Actually train and generate!

We learned with a batch size of 2,1000 epochs. Below is a gif that summarizes the learning results for each 100 epochs. how is it? Doesn't it look like meat? ??

At first, it looks like noise, so at 300-500 epochs, I think there is meat on a white plate on a white background. However, after 500 epochs, it has returned to just having meat on a black background ... (Does the 500 epoch look the most like a real image?)

Postscript (2021/1/1) We learned with a batch size of 8,5000 epochs. It looks like the meat is more meaty than last time. However, only similar images are generated and mode collapse occurs. The cause is that the vector of latent features is weak in 100 dimensions? As a result, I can't make meat without diversity, but I feel that it is closer to real meat.

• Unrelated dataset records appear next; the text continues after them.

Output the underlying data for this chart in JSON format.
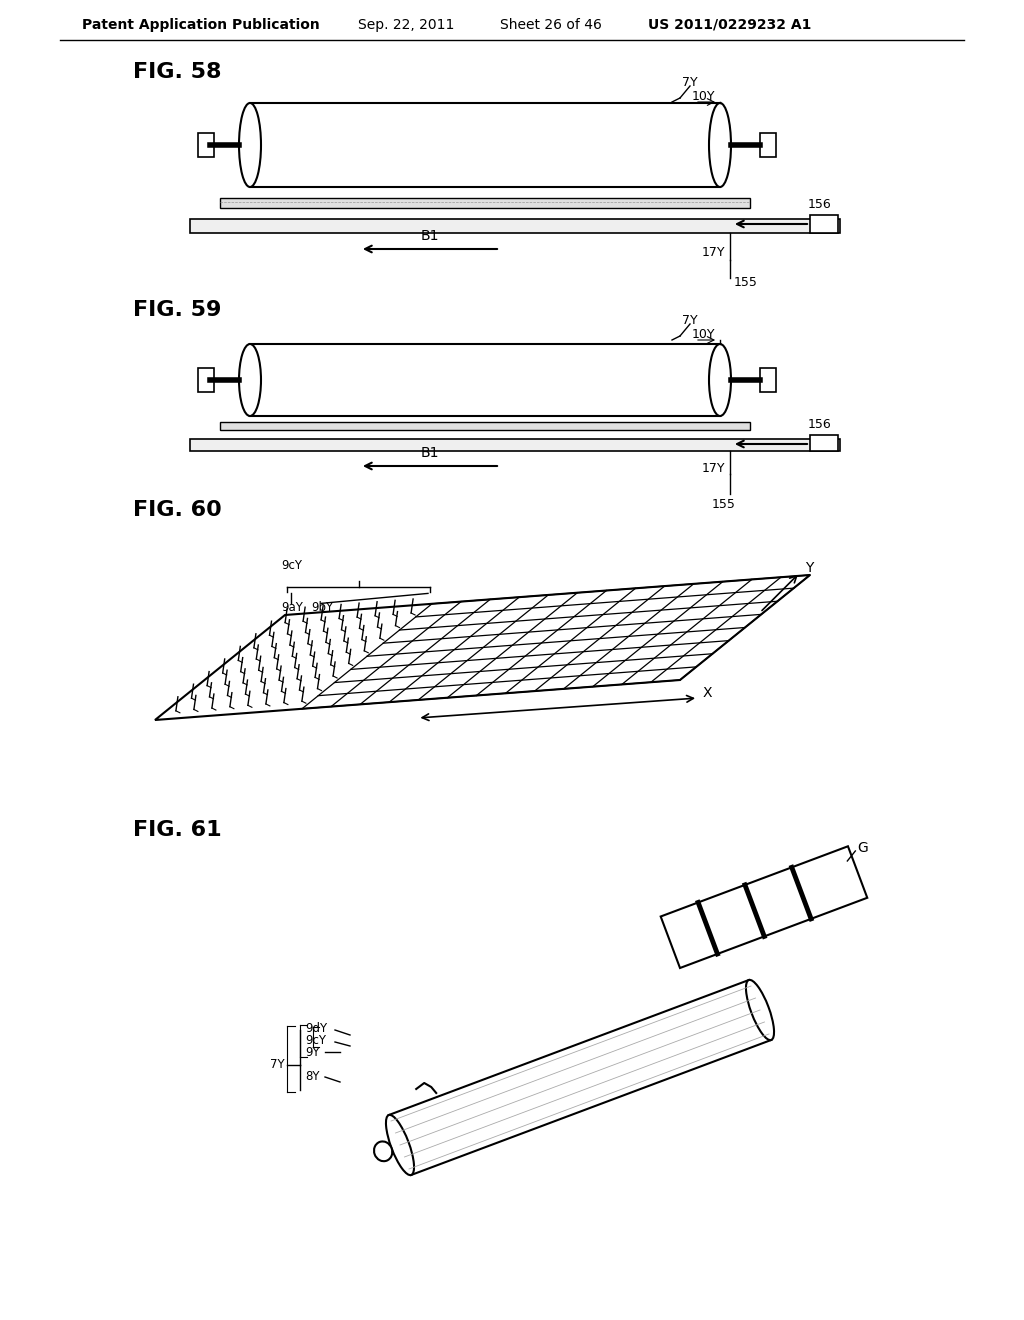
{
  "background_color": "#ffffff",
  "header_text": "Patent Application Publication",
  "header_date": "Sep. 22, 2011",
  "header_sheet": "Sheet 26 of 46",
  "header_patent": "US 2011/0229232 A1",
  "fig58_label": "FIG. 58",
  "fig59_label": "FIG. 59",
  "fig60_label": "FIG. 60",
  "fig61_label": "FIG. 61",
  "text_color": "#000000",
  "line_color": "#000000"
}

Reflections and impressions

The quality of the image and the number of images are considered to be the reasons why it was not generated cleanly. Even though I collected ** delicious ** images, I thought it was a waste to reduce the resolution because of learning. Also, the number of sheets was collected from one site, so I think that it is overwhelmingly insufficient.

It was great to be able to produce meat by the end of 2020, starting from the idea. DCGAN is amazing because it can generate meaty things from only 60 images! !!

If I have time, I would like to produce more quality ** delicious ** meat!